Women's Issues: The plight of women in jail and its impact on children

With prison populations growing in many European countries, the specific plight of women in jail will be debated by MEPs on Wednesday. According to a report drafted by Greek MEP Marie Panayotopoulos-Cassiotou (EPP-ED), placing women behind bars can have a serious impact on children - especially if the mother is the sole carer. The report wants the laws of European Union states to take into account the rights of children when mothers are jailed as well as rehabilitation for offenders.

At present women account for just 5% of the prison population of the European Union although this figure is rising. For Mrs Panayotopoulos-Cassiotou, her own initiative report sees the condition of women as a matter of "respect for human dignity and of fundamental human rights".
She believes that "measures do not have to be limited to the only questions of health and of hygiene but have to cover psychological support necessary to face an often painful past".

Disruption of family life

One of the main issues the report raises is the fact that a women's imprisonment can lead to a disruption of family life. It can also have a profound impact on children if their mother is the sole carer.
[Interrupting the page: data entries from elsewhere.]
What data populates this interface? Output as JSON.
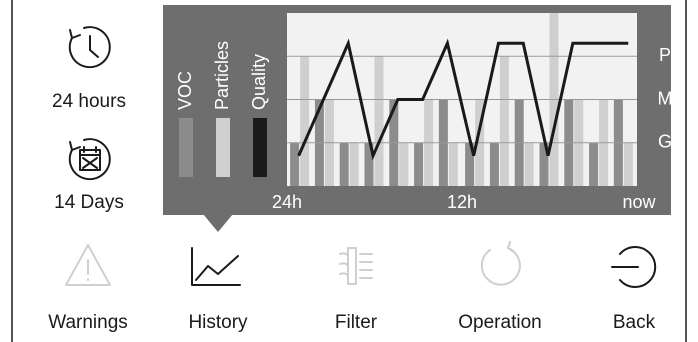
{
  "sidebar": {
    "items": [
      {
        "label": "24 hours"
      },
      {
        "label": "14 Days"
      }
    ]
  },
  "chart_data": {
    "type": "combo",
    "xlim": [
      24,
      0
    ],
    "xticks": [
      {
        "value": 24,
        "label": "24h"
      },
      {
        "value": 12,
        "label": "12h"
      },
      {
        "value": 0,
        "label": "now"
      }
    ],
    "ylim": [
      0,
      4
    ],
    "yticks": [
      {
        "value": 1,
        "label": "G"
      },
      {
        "value": 2,
        "label": "M"
      },
      {
        "value": 3,
        "label": "P"
      }
    ],
    "grid": true,
    "series": [
      {
        "name": "VOC",
        "type": "bar",
        "color": "#8c8c8c",
        "x": [
          23.1,
          21.4,
          19.7,
          18,
          16.3,
          14.6,
          12.9,
          11.1,
          9.4,
          7.7,
          6,
          4.3,
          2.6,
          0.9
        ],
        "values": [
          1,
          2,
          1,
          1,
          2,
          1,
          2,
          1,
          1,
          2,
          1,
          2,
          1,
          2
        ]
      },
      {
        "name": "Particles",
        "type": "bar",
        "color": "#cfcfcf",
        "x": [
          23.1,
          21.4,
          19.7,
          18,
          16.3,
          14.6,
          12.9,
          11.1,
          9.4,
          7.7,
          6,
          4.3,
          2.6,
          0.9
        ],
        "values": [
          3,
          2,
          1,
          3,
          1,
          2,
          1,
          2,
          3,
          1,
          4,
          2,
          2,
          1
        ]
      },
      {
        "name": "Quality",
        "type": "line",
        "color": "#1a1a1a",
        "x": [
          23.2,
          19.8,
          18.1,
          16.4,
          14.7,
          13,
          11.2,
          9.5,
          7.8,
          6.1,
          4.4,
          0.6
        ],
        "values": [
          0.7,
          3.3,
          0.7,
          2,
          2,
          3.3,
          0.7,
          3.3,
          3.3,
          0.7,
          3.3,
          3.3
        ]
      }
    ]
  },
  "menu": {
    "items": [
      {
        "label": "Warnings"
      },
      {
        "label": "History"
      },
      {
        "label": "Filter"
      },
      {
        "label": "Operation"
      },
      {
        "label": "Back"
      }
    ]
  }
}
The report says that if imprisoning women is likely to seriously disrupt family life then greater use of "alternative penalties to imprisonment, such as community-based sentences" should be considered. This should be especially so "if the sentence imposed is short and the risk to public safety low".

The challenge the report sees for legal systems is to create an environment that balances both the needs of security and of good family contact. For example it advocates flexible visiting conditions, visiting rooms allowing some freedom of movement and family privacy and a friendly environment for children.

The report also calls for judicial systems to guarantee the rights of children and for EU members and penal institutions to set up separate mother-and-child units.

When a prisoner leaves jail

At present prisons have to fulfil two essential and complementary missions:

* Protect the public from dangerous people.
* Reintegrate convicted persons into society upon release.
* When leaving prison, most prisoners have to face several problems such as securing housing, a job, healing relationships and providing for children or other dependent family members.

The report stresses the need for women prisoners to have access "to employment, voluntary work and varied vocational training and civic education measures designed to facilitate their reintegration once the sentence has been served".

The report is calling for the Commission and Council to adopt a framework decision (Framework decisions are used to approximate (align) the laws and regulations of the Member States) on minimum standards for prisoners' rights based on Article 6 of the EU Treaty.

The debate is scheduled for Wednesday evening with voting the following day.